I watched the movie yesterday. What a perfect story. What I liked perhaps was that there was no sugary forgiveness. The movie just portrayed humanity.

Since words like "human" and "humanitarian" have such positive connotations, we forget that humanity is also basically flawed. That sometimes we agree because it's easier than disagreeing. That sometimes we don't see the humanity of others because the instinct for self-preservation kicks in. This, too, is totally human.

Kate Winslet packed it all in her performance. The mature and sure older woman in the relationship, now vulnerable, now harsh. The uncomprehending defendant, following her orders. The defeated old prisoner, who, in a spurt of excitement, blue eyes flashing through the wrinkles, learns something that has evaded her all her life.

David Kross who emoted beautifully - the besotted underage lover, the confused yet involved spectator at the trial, torn by the unique dilemma of protecting a woman he once loved, but unsure whether to protect her from shame or imprisonment.

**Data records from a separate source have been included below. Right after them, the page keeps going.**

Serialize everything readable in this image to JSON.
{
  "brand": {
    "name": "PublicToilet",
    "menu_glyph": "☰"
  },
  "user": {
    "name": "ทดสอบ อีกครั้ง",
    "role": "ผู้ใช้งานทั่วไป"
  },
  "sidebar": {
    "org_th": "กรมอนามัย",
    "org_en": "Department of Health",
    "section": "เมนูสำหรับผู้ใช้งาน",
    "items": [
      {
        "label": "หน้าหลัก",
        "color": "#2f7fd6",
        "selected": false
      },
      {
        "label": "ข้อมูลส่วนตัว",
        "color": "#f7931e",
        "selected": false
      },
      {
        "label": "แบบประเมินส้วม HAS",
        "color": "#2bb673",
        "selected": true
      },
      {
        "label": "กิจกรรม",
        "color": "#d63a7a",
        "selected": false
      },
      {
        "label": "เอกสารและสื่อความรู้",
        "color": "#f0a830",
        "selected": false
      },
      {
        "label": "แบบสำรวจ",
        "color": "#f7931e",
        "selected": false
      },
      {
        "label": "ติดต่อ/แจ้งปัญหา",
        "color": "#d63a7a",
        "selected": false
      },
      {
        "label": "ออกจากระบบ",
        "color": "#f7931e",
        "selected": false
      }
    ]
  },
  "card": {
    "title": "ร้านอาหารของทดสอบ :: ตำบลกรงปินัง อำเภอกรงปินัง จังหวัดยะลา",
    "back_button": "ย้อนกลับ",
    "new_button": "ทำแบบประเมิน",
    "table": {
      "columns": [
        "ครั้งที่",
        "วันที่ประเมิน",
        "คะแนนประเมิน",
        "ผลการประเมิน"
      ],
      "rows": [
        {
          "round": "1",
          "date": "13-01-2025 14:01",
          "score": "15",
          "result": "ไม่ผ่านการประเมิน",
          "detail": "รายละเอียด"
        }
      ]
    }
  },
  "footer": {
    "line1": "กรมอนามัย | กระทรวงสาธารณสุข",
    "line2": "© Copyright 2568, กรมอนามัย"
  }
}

And then, as a successful but haunted adult, Ralph Fiennes takes over seamlessly, unable to forgive her crime yet unable to forget his love. And so he reaches out only halfway, hesitantly, helping the stranger he had once loved in the only way he can. So simple, and so beautiful.

Every actor was so right. The knowing Professor of Law, who says, "It doesn't matter what you think! It only matters what you do!" The unspoken words hang in the air - "...and what you don't do." The Auschwitz survivor, cool, composed and very rich - yet forcefully convincing that "Nothing comes out of the camps. Nothing." As if the nothing itself were cancerous, destroying a bit of humanity.

The movie takes no sides. It didn't really make me cry, because it was a piece of life: never perfect. Instead it left me aching a little for the sort of humans we all are, sometimes by choice and sometimes for lack of it.